Imagine uma criança arrancada dos braços da mãe, acorrentada em pesadas correntes de metal, submetida à fome sistemática e a espancamentos implacáveis ​​até que a resistência ceda lugar ao medo. Todos os seus instintos completamente esmagados e sua alma totalmente despedaçada — até que o que reste não seja uma criança, mas uma ferramenta obediente. É assim que o treinamento tradicional de filhotes de elefante em Hadani acontece e, de forma perturbadora, continua até hoje. 

A criança em treinamento pode não ser humana, mas para um animal tão excepcionalmente inteligente, profundamente social e ferozmente ligado à família como um elefante, a dor, o trauma e a perda não são menos profundos. Por trás do espetáculo do cativeiro, o sofrimento silencioso permanece em grande parte invisível.

“A separação precoce da mãe e da manada, seguida por métodos violentos de ‘quebra’ conhecidos localmente como Hadani , causa danos biológicos, psicológicos e comportamentais profundos e duradouros”, afirmou o Dr. Reza Khan, renomado especialista em vida selvagem, zoológicos e parques de safári, com mais de quatro décadas de experiência de trabalho em Bangladesh e nos Emirados Árabes Unidos. “Os elefantes são animais altamente sociais e cognitivamente complexos. Retirar um filhote de sua família durante estágios críticos de desenvolvimento interrompe o desenvolvimento normal do cérebro, a regulação dos hormônios do estresse, a capacidade de aprendizado e o comportamento social.”
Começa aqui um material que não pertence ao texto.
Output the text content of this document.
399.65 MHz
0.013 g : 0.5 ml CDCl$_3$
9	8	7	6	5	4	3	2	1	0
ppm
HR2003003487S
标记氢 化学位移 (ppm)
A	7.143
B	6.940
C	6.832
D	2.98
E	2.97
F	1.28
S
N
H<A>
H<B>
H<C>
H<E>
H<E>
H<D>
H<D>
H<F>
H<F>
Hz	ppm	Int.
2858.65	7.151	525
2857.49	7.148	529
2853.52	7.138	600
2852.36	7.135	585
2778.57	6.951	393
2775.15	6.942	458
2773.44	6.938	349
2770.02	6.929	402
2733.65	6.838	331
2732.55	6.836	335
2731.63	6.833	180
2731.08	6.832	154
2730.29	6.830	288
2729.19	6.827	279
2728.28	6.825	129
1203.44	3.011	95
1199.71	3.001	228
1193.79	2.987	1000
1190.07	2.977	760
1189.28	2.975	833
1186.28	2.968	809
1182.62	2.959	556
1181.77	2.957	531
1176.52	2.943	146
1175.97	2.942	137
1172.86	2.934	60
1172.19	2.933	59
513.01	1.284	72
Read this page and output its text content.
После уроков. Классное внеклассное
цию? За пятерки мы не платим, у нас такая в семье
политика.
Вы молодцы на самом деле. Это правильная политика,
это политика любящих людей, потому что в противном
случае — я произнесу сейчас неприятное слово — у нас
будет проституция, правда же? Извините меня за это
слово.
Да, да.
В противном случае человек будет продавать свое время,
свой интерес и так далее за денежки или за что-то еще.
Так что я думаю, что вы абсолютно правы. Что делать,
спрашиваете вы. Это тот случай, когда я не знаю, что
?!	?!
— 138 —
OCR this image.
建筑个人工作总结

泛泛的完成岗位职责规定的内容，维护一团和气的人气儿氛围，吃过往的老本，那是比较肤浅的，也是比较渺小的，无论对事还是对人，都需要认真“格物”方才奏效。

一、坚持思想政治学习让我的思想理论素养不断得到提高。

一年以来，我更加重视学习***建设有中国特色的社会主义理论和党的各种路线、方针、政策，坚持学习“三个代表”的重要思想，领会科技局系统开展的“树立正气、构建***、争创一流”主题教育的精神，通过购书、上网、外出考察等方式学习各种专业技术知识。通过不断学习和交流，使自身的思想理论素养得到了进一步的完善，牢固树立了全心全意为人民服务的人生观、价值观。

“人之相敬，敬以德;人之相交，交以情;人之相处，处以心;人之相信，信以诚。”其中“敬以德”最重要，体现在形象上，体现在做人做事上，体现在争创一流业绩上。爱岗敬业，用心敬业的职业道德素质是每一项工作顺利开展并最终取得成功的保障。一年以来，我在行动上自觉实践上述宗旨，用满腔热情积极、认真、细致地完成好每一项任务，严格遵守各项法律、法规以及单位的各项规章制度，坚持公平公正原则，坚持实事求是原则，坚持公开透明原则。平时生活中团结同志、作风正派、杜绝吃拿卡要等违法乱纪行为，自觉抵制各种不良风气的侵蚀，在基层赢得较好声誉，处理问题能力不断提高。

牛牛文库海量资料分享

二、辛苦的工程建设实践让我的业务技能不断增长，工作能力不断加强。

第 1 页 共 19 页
Pesquisas mostram que elefantes submetidos a esse tipo de tratamento frequentemente desenvolvem condições crônicas semelhantes a traumas, incluindo níveis persistentemente elevados de hormônios do estresse, respostas anormais de medo e habilidades sociais prejudicadas. Muitos apresentam agressividade exacerbada ou retraimento extremo e têm dificuldade para lidar com situações desconhecidas. 

Uma mãe e seu filhote vítimas da crueldade

O sofrimento infligido por humanos a elefantes em cativeiro veio à tona mais uma vez com a recente história de um filhote de sete anos chamado Birbahadur. No início de janeiro de 2026, um vídeo viralizou mostrando-o acorrentado e espancado durante um treinamento Hadani em Kulaura Upazila, Moulvibazar, provocando indignação em todo o país. Após a intervenção do Departamento Florestal local, Birbahadur e sua mãe, Sundarmala, de 42 anos, foram libertados na floresta de Kalapahar.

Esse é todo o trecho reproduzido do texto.